On the evening before my own operation I watched as the parents and friends of this young man gathered at his bed, watching and praying that he would come out of his comatose state. His mother had to be supported physically by his father as she wept and wondered aloud why she had ever allowed her son to become involved in rugby.
Vincent Flynn was in a deep coma as a result of an injury he’d received during a game. A scrum collapsed and he was caught underneath. When play resumed, he was left lying on the ground, motionless. It was his birthday. I watched his mother squeeze her son’s hand so hard that her own knuckles went pale. It was as though she was desperately trying to awaken him. She looked at me but I turned away, embarrassed at how I looked and ashamed of myself for being caught prying.
When only Vincent’s parents remained at his bedside, they knelt and prayed out loud. His father asked me to join in and I did. They recited decades of the Rosary and finally a plea to God to allow their son to be all right ‘if it be your holy will’.

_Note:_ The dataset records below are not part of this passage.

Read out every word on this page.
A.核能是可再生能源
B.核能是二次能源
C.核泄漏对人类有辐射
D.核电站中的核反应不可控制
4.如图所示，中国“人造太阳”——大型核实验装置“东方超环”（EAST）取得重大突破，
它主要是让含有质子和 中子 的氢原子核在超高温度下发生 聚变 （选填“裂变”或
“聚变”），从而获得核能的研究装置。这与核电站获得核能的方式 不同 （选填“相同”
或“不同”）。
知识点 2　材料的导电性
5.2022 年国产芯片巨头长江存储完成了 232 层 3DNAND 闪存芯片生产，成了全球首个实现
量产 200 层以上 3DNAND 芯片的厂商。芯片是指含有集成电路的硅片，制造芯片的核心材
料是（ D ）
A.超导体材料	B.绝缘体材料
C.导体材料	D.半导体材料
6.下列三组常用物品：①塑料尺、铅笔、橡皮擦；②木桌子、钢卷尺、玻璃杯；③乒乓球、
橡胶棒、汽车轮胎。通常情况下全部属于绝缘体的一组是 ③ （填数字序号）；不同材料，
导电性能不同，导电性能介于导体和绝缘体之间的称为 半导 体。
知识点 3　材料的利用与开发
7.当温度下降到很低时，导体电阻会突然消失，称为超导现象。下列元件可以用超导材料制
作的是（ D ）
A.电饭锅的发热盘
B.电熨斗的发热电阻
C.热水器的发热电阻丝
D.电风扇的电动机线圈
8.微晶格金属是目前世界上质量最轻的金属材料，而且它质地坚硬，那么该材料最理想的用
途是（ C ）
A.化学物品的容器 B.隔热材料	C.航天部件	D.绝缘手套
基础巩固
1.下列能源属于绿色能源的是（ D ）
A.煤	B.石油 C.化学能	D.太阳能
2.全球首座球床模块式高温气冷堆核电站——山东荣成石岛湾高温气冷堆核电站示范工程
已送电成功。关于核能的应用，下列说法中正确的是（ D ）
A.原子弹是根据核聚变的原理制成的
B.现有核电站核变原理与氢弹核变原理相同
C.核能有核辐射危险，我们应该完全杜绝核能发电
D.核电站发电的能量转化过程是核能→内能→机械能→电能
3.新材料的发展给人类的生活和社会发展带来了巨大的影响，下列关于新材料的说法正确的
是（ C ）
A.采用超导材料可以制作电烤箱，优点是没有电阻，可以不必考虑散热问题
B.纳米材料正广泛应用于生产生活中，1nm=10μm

Before being given my sleeping tablets, I was checked by a doctor, who listened to my chest and checked my pulse. With a small pen-like torch he looked into my eyes and down my throat. I was tempted to say it was sore, because I knew that could prevent surgery. When he finished and was satisfied about my health, he said he would see me in the morning, in the theatre. That night before going to sleep, I was given more tablets than usual.
I was not allowed to wake properly the following morning. I felt a needle puncture my skin but my senses were too numb to react. Even as I was being dressed in a theatre gown, I made no attempt to resist. I couldn’t.